Jouer au STB, peut-être pas ! Il y en a qui s’approchent de la retraite et d’autres ne sont pas basketteurs ! Mais ils sont tous très investis. On a la chance d’avoir quasiment l’intégralité des matches de NM1 retransmis sur YouTube. Donc ils suivent les matches à domicile comme à l’extérieur. Je les ai souvent au téléphone pour faire un point. Ils sont investis en termes de suivi mais aussi de financement.

Le projet de naming est validé par l’entreprise. C’est un vrai bond en avant pour le STB ! On espère que cela se concrétisera avant le début de saison prochaine.

Les rumeurs courent sur le projet d’un naming pour le club. Pouvez-vous nous en dire plus ?

Oui, on est en discussion avec une entreprise internationale pour faire un naming du club. Ce projet est validé par la société. Il ne reste plus que le financement qui est rendu plus compliqué par la situation politique et budgétaire de la France. On espère pouvoir valider dans les mois qui viennent ce naming. Ce sera un vrai bond en avant pour Saint-Thomas, autant en termes financiers qu’en termes d’attractivité. Il n’y a qu’un seul club qui utilise le naming en France (LDLC ASVEL). Ce serait un joli coup et un beau projet avec une entreprise. On espère que cela se fera avant le début de saison prochaine. Mais tout ne dépend pas que de nous.
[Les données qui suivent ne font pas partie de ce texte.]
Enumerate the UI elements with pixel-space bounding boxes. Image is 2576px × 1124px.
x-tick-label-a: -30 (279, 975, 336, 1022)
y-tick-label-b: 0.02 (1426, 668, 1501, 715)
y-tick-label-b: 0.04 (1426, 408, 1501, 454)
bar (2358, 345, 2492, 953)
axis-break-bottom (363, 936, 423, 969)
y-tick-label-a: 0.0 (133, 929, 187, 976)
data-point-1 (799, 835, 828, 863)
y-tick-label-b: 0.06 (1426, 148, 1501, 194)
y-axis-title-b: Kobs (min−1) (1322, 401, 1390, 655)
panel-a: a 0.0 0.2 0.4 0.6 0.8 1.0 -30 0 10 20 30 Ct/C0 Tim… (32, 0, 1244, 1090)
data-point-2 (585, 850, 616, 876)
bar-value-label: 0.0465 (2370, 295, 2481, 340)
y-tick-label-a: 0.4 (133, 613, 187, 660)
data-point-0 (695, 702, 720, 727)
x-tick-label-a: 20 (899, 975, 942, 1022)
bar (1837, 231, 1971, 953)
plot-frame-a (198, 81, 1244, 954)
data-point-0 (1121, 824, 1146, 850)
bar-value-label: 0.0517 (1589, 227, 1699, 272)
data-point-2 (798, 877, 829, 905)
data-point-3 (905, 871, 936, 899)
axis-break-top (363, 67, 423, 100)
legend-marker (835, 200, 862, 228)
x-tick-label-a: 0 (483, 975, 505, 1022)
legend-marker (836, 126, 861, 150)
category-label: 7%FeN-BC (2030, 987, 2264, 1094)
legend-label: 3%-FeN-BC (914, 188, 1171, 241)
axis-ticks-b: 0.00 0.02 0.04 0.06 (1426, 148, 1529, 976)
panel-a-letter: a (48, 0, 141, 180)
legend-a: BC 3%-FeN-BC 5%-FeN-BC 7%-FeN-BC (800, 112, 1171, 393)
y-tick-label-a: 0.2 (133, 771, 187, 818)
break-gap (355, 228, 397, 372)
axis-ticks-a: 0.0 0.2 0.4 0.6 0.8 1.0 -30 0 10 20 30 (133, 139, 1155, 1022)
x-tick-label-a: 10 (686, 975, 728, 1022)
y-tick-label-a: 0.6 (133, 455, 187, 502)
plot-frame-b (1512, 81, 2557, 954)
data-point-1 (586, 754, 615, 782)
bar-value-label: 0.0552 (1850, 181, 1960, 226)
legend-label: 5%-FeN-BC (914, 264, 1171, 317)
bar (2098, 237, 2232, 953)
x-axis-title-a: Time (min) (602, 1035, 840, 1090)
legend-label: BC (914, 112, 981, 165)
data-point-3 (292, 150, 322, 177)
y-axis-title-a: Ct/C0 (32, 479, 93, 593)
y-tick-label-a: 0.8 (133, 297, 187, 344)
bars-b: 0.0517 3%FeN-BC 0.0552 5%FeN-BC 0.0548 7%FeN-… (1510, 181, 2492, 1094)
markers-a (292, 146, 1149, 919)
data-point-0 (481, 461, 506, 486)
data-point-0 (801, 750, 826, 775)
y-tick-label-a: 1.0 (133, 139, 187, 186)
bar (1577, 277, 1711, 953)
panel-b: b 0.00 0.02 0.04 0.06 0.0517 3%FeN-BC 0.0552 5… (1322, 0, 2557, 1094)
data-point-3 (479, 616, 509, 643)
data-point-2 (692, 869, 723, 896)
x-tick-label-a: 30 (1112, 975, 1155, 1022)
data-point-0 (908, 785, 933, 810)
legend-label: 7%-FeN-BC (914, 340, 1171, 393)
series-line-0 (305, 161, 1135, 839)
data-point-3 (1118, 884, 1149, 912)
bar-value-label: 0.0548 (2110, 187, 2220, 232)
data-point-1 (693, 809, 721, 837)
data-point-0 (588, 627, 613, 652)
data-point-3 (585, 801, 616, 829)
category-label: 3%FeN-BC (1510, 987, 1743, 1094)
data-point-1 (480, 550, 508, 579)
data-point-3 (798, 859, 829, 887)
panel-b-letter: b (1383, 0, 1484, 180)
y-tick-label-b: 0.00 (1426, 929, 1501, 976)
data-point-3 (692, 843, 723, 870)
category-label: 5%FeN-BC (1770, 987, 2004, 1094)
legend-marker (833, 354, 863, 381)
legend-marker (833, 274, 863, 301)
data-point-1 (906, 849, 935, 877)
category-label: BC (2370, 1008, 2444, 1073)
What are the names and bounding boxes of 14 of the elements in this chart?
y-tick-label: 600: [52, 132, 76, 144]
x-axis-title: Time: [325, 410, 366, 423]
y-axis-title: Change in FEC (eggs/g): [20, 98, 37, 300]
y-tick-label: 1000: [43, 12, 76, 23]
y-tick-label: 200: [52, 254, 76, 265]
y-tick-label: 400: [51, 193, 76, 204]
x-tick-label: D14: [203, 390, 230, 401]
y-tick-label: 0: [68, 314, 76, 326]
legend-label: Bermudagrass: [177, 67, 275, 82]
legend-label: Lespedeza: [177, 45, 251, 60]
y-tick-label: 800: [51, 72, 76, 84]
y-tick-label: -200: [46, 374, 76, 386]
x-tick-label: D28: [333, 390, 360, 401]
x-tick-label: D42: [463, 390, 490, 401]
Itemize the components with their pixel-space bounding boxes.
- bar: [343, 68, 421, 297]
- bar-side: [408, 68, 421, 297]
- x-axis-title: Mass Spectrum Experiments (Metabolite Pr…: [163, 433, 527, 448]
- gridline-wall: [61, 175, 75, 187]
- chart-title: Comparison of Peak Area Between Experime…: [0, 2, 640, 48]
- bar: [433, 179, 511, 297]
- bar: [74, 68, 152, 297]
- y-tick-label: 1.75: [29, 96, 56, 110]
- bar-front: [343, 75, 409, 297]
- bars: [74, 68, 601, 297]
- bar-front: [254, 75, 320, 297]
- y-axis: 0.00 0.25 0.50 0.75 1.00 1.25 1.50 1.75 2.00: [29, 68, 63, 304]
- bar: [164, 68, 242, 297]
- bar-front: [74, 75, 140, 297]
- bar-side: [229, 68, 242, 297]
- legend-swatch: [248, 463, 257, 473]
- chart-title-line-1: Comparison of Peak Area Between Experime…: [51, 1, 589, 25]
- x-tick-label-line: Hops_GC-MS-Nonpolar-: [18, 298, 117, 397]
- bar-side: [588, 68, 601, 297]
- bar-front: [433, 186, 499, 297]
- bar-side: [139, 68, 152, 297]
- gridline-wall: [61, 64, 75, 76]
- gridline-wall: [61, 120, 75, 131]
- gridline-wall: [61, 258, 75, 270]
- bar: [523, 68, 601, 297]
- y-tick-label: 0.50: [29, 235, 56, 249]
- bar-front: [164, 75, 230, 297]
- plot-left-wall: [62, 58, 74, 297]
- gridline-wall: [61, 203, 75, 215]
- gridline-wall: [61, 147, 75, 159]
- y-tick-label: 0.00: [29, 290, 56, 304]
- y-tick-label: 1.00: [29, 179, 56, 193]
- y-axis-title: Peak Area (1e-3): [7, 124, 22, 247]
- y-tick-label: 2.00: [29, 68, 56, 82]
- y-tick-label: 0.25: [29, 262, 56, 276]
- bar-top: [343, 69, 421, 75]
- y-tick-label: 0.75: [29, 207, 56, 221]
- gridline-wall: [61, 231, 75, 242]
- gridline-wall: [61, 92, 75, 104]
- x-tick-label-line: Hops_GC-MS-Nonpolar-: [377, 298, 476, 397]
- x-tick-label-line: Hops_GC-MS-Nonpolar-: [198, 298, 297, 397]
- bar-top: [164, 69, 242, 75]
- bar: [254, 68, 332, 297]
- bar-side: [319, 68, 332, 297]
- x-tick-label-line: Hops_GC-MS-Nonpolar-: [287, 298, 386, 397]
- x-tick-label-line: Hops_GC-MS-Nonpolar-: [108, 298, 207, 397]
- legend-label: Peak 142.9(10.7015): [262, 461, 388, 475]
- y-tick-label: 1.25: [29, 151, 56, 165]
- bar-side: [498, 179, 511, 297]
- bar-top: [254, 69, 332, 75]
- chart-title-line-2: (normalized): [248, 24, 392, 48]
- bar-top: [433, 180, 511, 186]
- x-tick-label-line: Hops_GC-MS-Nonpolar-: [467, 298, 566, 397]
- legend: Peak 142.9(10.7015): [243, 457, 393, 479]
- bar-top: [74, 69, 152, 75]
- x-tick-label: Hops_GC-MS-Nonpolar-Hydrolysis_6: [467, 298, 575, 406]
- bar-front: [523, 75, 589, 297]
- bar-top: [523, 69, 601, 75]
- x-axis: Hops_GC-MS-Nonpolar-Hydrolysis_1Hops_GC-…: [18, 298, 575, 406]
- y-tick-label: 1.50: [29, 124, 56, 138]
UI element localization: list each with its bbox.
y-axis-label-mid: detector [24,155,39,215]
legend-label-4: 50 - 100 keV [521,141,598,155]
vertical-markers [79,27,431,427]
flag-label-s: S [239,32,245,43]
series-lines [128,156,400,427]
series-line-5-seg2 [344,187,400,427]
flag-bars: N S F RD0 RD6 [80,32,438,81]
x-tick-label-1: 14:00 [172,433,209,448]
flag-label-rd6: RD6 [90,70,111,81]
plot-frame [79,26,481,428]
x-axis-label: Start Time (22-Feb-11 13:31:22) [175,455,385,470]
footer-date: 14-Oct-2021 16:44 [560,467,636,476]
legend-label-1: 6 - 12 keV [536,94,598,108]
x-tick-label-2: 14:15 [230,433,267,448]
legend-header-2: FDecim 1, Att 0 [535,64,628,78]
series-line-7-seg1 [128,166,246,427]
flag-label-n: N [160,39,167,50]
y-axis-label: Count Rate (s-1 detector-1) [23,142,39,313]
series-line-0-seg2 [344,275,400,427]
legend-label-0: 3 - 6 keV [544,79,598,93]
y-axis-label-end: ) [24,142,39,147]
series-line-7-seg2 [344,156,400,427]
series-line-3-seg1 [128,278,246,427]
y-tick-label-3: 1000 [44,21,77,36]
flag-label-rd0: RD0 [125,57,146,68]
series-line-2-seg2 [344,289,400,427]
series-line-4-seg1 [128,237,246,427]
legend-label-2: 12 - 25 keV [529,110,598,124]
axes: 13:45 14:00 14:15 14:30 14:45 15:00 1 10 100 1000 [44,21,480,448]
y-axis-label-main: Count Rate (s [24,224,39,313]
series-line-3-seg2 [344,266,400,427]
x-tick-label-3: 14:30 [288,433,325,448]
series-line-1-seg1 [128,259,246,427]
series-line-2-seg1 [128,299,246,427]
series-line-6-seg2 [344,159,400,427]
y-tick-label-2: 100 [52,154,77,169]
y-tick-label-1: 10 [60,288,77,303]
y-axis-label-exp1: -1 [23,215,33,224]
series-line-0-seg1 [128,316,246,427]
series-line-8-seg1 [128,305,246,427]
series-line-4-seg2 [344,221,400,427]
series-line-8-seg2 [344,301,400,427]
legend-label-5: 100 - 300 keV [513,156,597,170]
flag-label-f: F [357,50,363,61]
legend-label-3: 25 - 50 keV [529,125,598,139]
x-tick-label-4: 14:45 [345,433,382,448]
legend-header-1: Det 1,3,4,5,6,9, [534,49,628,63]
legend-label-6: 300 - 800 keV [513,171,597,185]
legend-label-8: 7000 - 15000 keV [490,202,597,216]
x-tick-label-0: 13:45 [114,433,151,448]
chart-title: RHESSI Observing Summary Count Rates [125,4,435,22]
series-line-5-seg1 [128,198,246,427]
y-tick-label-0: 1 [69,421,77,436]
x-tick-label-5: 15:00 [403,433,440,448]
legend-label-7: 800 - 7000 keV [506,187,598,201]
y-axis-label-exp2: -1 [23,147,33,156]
Cette entreprise est-elle implantée au Havre ?

L’entreprise a une branche au Havre mais n’a pas son siège social en France.

Est-ce que ce naming serait de nature à faire changer le club de dimension ?

Changer de dimension, peut-être pas… Aujourd’hui un naming doit représenter 7 à 8% du budget du club. On serait aux alentours de cela. Mais les discussions sont en cours. Rien n’est acté ni défini ! Cela remplacerait l’équivalent d’un sponsor historique comme la Matmut pour le STB.